The performance-appraisal process, which looks back by recognizing past performance, often goes hand-
in-hand with talent management, a process that looks forward by developing people. While matters of
compensation usually are linked to performance appraisals, they are not ordinarily linked to talent
management.

They are not, for instance, at Commerce Bancorp, where calibrated performance appraisals and talent-
management sessions are done at different times of the year. For the Cherry Hill, N.J.-based company with
more than 400 banks, $45.3 billion in assets and some 14,000 employees, it's working well, says Graceann
Migliaccio, Commerce's senior vice president of human resources, who was just completing the annual
performance appraisal process.

Migliaccio likens the calibration discussions to peeling back the layers of an onion. "We discuss each role
and what its value is to the organization," she says. The result is a more thorough understanding of how
each employee contributes to the whole and provides a reliable picture of the company's talent pool.

The process also gives the right message to employees, she says. "Six months ago, when we talked about
talent, we moved a very highly rated person to a different job. We wanted to develop him, so we gave him
a different position, new experiences -- and a salary increase to make sure he got the message of how
valuable we think he is.

"Now we are doing year-end performance appraisals and he's in for another increase. But at a calibration
session, someone asked why we were giving him another raise when he just got one six months ago? We
had already given him the money message, and someone pointed out that development and opportunity are
just as important. ... The decision was to not give him another increase.

"The correction mechanism of having peer department heads challenge something is invaluable,"
Migliaccio says. "It's almost like coaching. Peer managers helped the manager explain to the employee,
'We're not giving you a raise because we want to focus on skill mastery in the new job.' Managers might be
reticent to deliver a message like that, but with HR involved, we can coach them on how to tell the
employee."

At Commerce, the performance-management process is tied to compensation, while the talent-management


process is not -- but both share calibration as part of the formula.
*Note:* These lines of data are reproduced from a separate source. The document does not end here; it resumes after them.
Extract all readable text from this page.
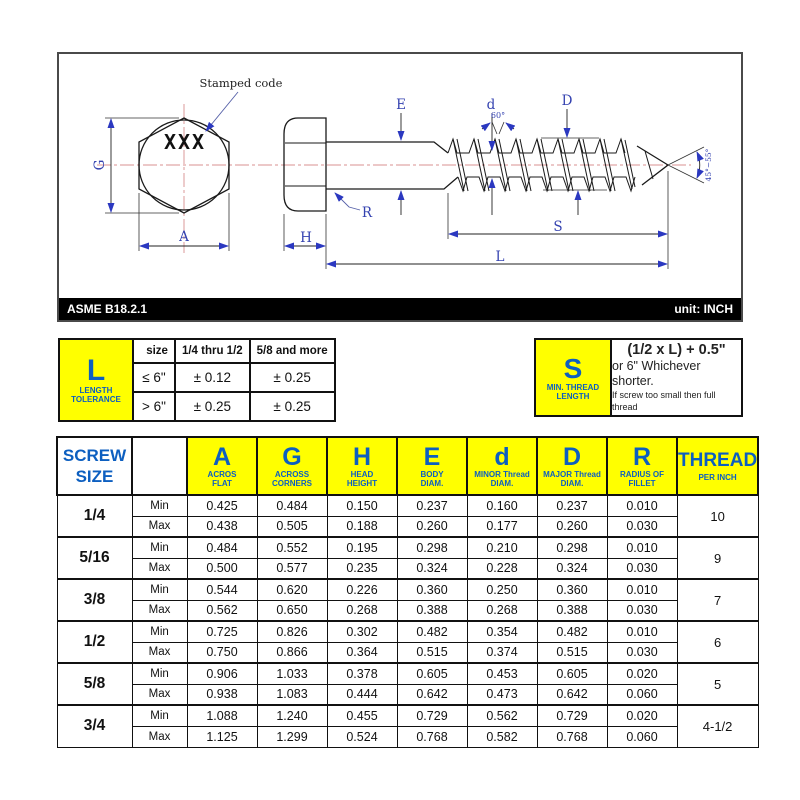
XXX
Stamped code
G
A	H
E	d	D
R
S
L
60°
45°~55°
ASME B18.2.1	unit: INCH
L
LENGTH
TOLERANCE	size	1/4 thru 1/2	5/8 and more
	≤ 6"	± 0.12	± 0.25
	> 6"	± 0.25	± 0.25
S
MIN. THREAD
LENGTH
(1/2 x L) + 0.5"
or 6" Whichever shorter.
If screw too small then full thread
SCREW
SIZE

A
ACROS
FLAT

G
ACROSS
CORNERS

H
HEAD
HEIGHT

E
BODY
DIAM.

d
MINOR Thread
DIAM.

D
MAJOR Thread
DIAM.

R
RADIUS OF
FILLET

THREAD
PER INCH

1/4	Min	0.425	0.484	0.150	0.237	0.160	0.237	0.010	10
	Max	0.438	0.505	0.188	0.260	0.177	0.260	0.030	
5/16	Min	0.484	0.552	0.195	0.298	0.210	0.298	0.010	9
	Max	0.500	0.577	0.235	0.324	0.228	0.324	0.030	
3/8	Min	0.544	0.620	0.226	0.360	0.250	0.360	0.010	7
	Max	0.562	0.650	0.268	0.388	0.268	0.388	0.030	
1/2	Min	0.725	0.826	0.302	0.482	0.354	0.482	0.010	6
	Max	0.750	0.866	0.364	0.515	0.374	0.515	0.030	
5/8	Min	0.906	1.033	0.378	0.605	0.453	0.605	0.020	5
	Max	0.938	1.083	0.444	0.642	0.473	0.642	0.060	
3/4	Min	1.088	1.240	0.455	0.729	0.562	0.729	0.020	4-1/2
	Max	1.125	1.299	0.524	0.768	0.582	0.768	0.060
"Talent planning is just as important, but without money as part of it, there's less pressure and more
opportunity to speak honestly and frankly," says Migliaccio.

"It starts with the creation of a mission for the group doing the planning, then they come back and discuss
relevant competencies, and then they rate how people are doing in their jobs, using those competencies,"
she says. "It's a dialogue among peers evaluating talent on the same criteria. Nothing is at stake except
development and growth.

"Six months later, money is at stake, and they look at what has changed since six months ago. It's all done
as peers. There's constant calibration aimed at fairness and equitability.

"We might see a higher performer not getting what we think he or she should," says Migliaccio. "Or we
might see someone else and say, 'I thought we said during the talent planning that this person had issues.
Why are we being so generous now?' It's a continuum."